즉, 상기 제2 단계 분류기(162)는 특정 얼굴 이미지에 대한 얼굴을 인식하기 위해 상기 제1 단계 분류기(161)를 통해 분류한 적어도 하나 이상의의 후보 클래스 중 가장 접합한 후보 클래스를 재분류하는 기능을 수행하는 것이다.That is, the second stage classifier 162 reclassifies the most contiguous candidate class among at least one candidate class classified through the first stage classifier 161 in order to recognize a face for a specific face image.

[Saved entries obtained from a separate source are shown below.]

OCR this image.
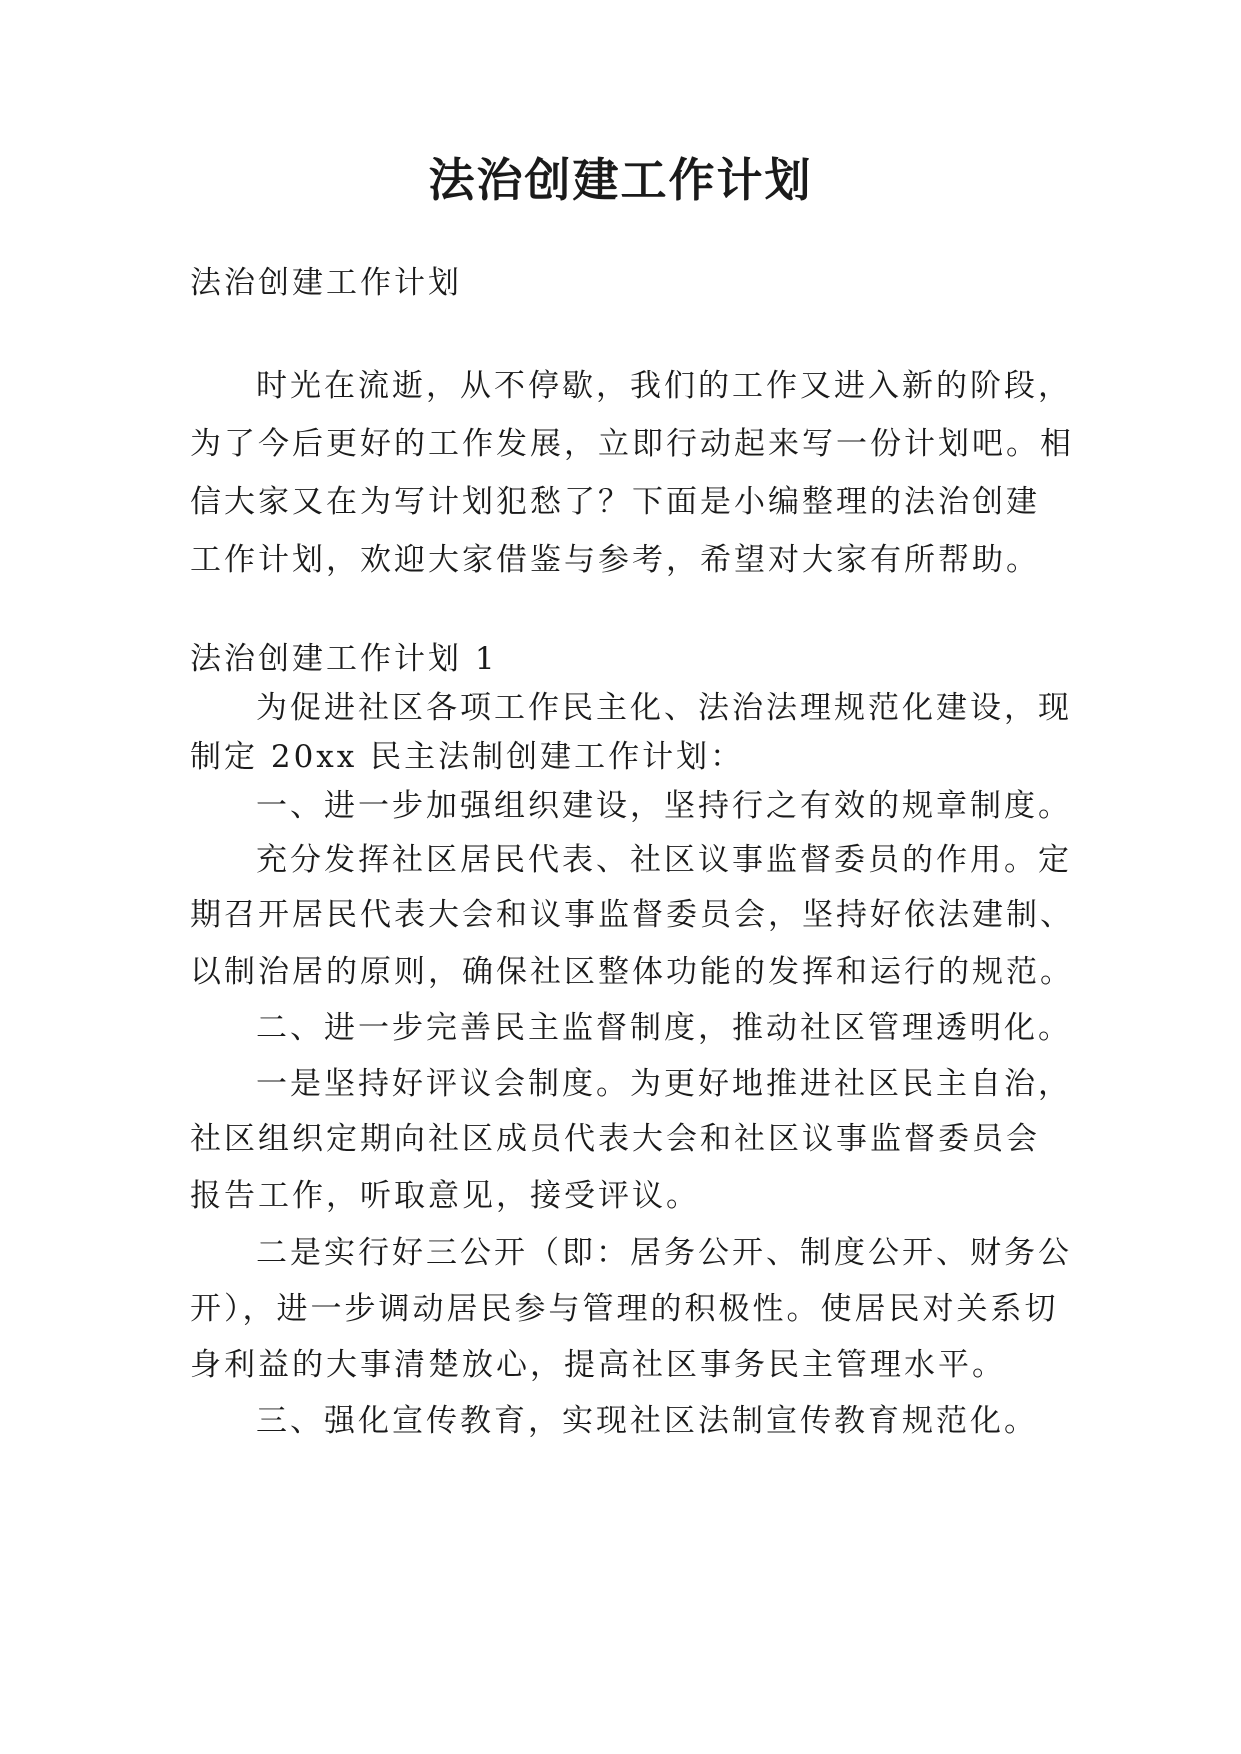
法治创建工作计划

法治创建工作计划

时光在流逝，从不停歇，我们的工作又进入新的阶段，

为了今后更好的工作发展，立即行动起来写一份计划吧。相

信大家又在为写计划犯愁了？下面是小编整理的法治创建

工作计划，欢迎大家借鉴与参考，希望对大家有所帮助。

法治创建工作计划 1

为促进社区各项工作民主化、法治法理规范化建设，现

制定 20xx 民主法制创建工作计划：

一、进一步加强组织建设，坚持行之有效的规章制度。

充分发挥社区居民代表、社区议事监督委员的作用。定

期召开居民代表大会和议事监督委员会，坚持好依法建制、

以制治居的原则，确保社区整体功能的发挥和运行的规范。

二、进一步完善民主监督制度，推动社区管理透明化。

一是坚持好评议会制度。为更好地推进社区民主自治，

社区组织定期向社区成员代表大会和社区议事监督委员会

报告工作，听取意见，接受评议。

二是实行好三公开（即：居务公开、制度公开、财务公

开），进一步调动居民参与管理的积极性。使居民对关系切

身利益的大事清楚放心，提高社区事务民主管理水平。

三、强化宣传教育，实现社区法制宣传教育规范化。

Is to do

또한 얼굴인식부(170)는 상기 얼굴 이미지 수집부(110)를 통해 수집한 얼굴 이미지를 토대로 얼굴을 인식하기 위한 기능을 수행한다.In addition, the face recognition unit 170 performs a function for recognizing a face based on the face image collected through the face image collection unit 110.

즉, 상기 얼굴인식부(170)는 얼굴 이미지 수집부(110)를 통해 얼굴 인식을 위한 특정 얼굴 이미지가 수신되는 경우, 상기 얼굴특징 추출부(150), 제1 단계 분류기(161) 및 제2 단계 분류기(162)를 제어하여, 상기 특정 얼굴 이미지에 대한 얼굴특징, 해당 얼굴특징에 대한 적어도 하나 이상의 후보 클래스의 분류 및 상기 후보 클래스를 재분류하도록 한다.That is, when the face recognition unit 170 receives a specific face image for face recognition through the face image collection unit 110, the face feature extraction unit 150, the first step classifier 161 and the second The step classifier 162 is controlled to classify face features for the specific face image, classification of at least one candidate class for the face features, and reclassify the candidate classes.

또한 얼굴인식부(170)는 상기 재분류한 후보 클래스 중 상기 얼굴특징 추출부(150)를 통해 추출한 얼굴특징에 대한 프로젝션 벡터와의 유클리드 거리가 제일 작은 후보 클래스를 선택함으로써, 상기 특정 얼굴에 대한 얼굴인식을 수행한다.In addition, the face recognition unit 170 selects a candidate class having the smallest Euclidean distance from the projection vector for the facial feature extracted through the facial feature extraction unit 150 among the reclassified candidate classes, thereby selecting the candidate face for the specific face. Perform face recognition.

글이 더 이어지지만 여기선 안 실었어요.